Lucky believes that life is about integrating one’s interests. His many talents include food, art and music. In addition to playing as often as possible, he also serves the family’s own homemade barbecue at his hot dog and barbecue cart, weather permitting, most weekdays from 11-2 p.m. at 1423 Main Street. “People believe the myth that you have to cook food to death for it to be Southern, but that is not true. A lot of barbecue is overcooked and slathered with awful sauce. That’s just slop and you’d have to be mad at your dog to feed it to him. But, Southern cooking done right is some of the best cuisine I’ve ever had.”
“You can learn about life from farming,” he says, telling how raising chickens has helped him connect to the earth. “It used to sound like clucking, but now I can hear the difference in the chickens’ chatter – I can tell what they are happy about and what they are upset about, such as when the rooster sends an alert that a hawk is flying overhead and it’s time to run for the hiding place.”
He is proud to show off his farm and his chickens. The long rows of crops present the work he and Rhonda put into the earth. Eggs are touted for their beautiful range of colors, and he appreciates the speckled blue and brown shells, as well as the plain white ones, because he believes the mundane everyday things have as much beauty in them as the unusual ones do.
He observes life and learns from people as well as his chickens. Tuning in to the earth and the folks on it, the lyrics of his songs capture everyday events. One particular song, “She Make a Bulldog Break His Chain,” was written about a burly day worker who caught a fleeting glimpse of a beautiful young woman sunbathing on the property. Lucky heard the man utter that colorful phrase and ran to his truck to write the lyrics to what would become one of his most popular songs. Recognizing a uniquely Southern turn of phrase is one thing, but weaving words into a lyrical tapestry is what differentiates a songwriter from a mere performer.
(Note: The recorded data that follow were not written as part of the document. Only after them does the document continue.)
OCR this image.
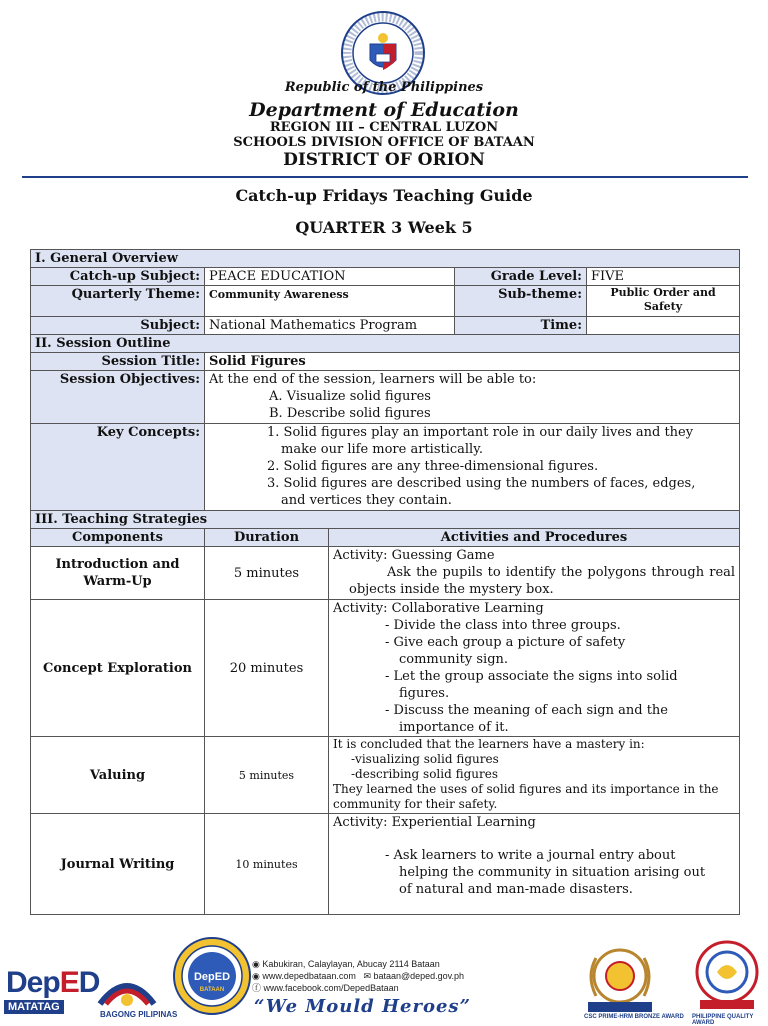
Republic of the Philippines
Department of Education
REGION III – CENTRAL LUZON
SCHOOLS DIVISION OFFICE OF BATAAN
DISTRICT OF ORION
Catch-up Fridays Teaching Guide
QUARTER 3 Week 5
I. General Overview				
Catch-up Subject:	PEACE EDUCATION		Grade Level:	FIVE
Quarterly Theme:	Community Awareness		Sub-theme:	Public Order and Safety
Subject:	National Mathematics Program		Time:	
II. Session Outline				
Session Title:	Solid Figures			
Session Objectives:	At the end of the session, learners will be able to:
A. Visualize solid figures
B. Describe solid figures			

Key Concepts:	1. Solid figures play an important role in our daily lives and they make our life more artistically.
2. Solid figures are any three-dimensional figures.
3. Solid figures are described using the numbers of faces, edges, and vertices they contain.			

III. Teaching Strategies				
Components	Duration	Activities and Procedures		
Introduction and Warm-Up	5 minutes	Activity: Guessing Game
Ask the pupils to identify the polygons through real objects inside the mystery box.		

Concept Exploration	20 minutes	Activity: Collaborative Learning
- Divide the class into three groups.
- Give each group a picture of safety community sign.
- Let the group associate the signs into solid figures.
- Discuss the meaning of each sign and the importance of it.		

Valuing	5 minutes	It is concluded that the learners have a mastery in:
-visualizing solid figures
-describing solid figures
They learned the uses of solid figures and its importance in the community for their safety.		

Journal Writing	10 minutes	Activity: Experiential Learning
- Ask learners to write a journal entry about helping the community in situation arising out of natural and man-made disasters.		
DepED
MATATAG
BAGONG PILIPINAS
DepED
BATAAN
◉ Kabukiran, Calaylayan, Abucay 2114 Bataan
◉ www.depedbataan.com ✉ bataan@deped.gov.ph
ⓕ www.facebook.com/DepedBataan
“We Mould Heroes”	CSC PRIME-HRM BRONZE AWARD PHILIPPINE QUALITY AWARD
“Music is a way of getting in touch with a part of yourself that you just can’t reach in and grab ahold of and the only thing that breaks through to that part of you, is some type of art form, in my case music,” he explains.
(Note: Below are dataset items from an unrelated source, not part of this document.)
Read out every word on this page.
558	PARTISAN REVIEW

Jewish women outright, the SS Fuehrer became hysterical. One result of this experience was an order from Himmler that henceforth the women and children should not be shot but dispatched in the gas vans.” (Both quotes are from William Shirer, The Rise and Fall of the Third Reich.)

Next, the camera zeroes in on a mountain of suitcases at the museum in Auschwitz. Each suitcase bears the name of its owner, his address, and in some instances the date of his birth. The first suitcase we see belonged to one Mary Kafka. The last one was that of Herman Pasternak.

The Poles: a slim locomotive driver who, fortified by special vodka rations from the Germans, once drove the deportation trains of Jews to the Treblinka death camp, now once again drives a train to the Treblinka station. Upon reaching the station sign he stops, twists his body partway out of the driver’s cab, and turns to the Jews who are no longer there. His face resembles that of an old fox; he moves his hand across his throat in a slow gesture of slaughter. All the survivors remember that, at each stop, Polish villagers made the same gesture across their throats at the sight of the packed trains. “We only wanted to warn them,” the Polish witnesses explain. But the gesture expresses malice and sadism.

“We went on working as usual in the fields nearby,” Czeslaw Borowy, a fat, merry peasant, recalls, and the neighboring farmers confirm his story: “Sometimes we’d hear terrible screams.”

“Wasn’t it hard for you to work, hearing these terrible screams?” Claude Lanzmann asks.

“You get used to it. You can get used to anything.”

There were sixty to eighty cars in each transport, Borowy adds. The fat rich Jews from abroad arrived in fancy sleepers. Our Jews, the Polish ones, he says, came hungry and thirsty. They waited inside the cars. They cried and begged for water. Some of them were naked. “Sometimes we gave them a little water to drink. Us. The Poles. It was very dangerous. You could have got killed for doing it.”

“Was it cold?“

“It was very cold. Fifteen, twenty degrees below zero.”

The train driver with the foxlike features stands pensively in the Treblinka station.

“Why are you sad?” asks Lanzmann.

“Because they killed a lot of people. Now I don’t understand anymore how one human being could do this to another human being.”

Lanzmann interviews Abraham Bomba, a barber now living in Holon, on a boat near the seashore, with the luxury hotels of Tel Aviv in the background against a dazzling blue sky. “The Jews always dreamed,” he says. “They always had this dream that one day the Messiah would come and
The “Huntsville Sessions” and his solo follow up to it, “Jus’ Lucky,” reflect two different sides of his musicianship. “Huntsville Sessions” was fully produced with respected studio musicians and has won a number of accolades, including selection as the album of the year on the Midlands only Blues show, WUSC’s Blues Moon Radio. "I'd had this sound in my head for years, of connecting the dots between Country and Blues and Rockabilly and Soul. I used Dan Hocter on Hammond organ, Mark Torstensen on Double Bass and Blues maestro Ardie Dean on old circa 1940s drums to build that bridge and it worked really well."
Lucky’s latest pursuit as a one-man-band reflects a streamlined sound on his most recent CD, breaking the music down to its essence - a very raw and rootsy, quintessentially Southern sound.
“I play a bass drum with my left foot and a snare and high hat with my right foot, pick a guitar with my hands and also sing. I play stand-up bass, but not on the same gig – there’s not enough hands to do guitar and bass at the same time so you’ll have to come to a different show to hear me play the bass,” he teased.
“What I’m hoping is that the emotional content of my songs will resonate – the picture I have in my head is not as important – but it is important for my audience to feel something and their vibration and energy should be intense in a positive way. I want someone to have a deeply positive emotional experience when they hear me play.”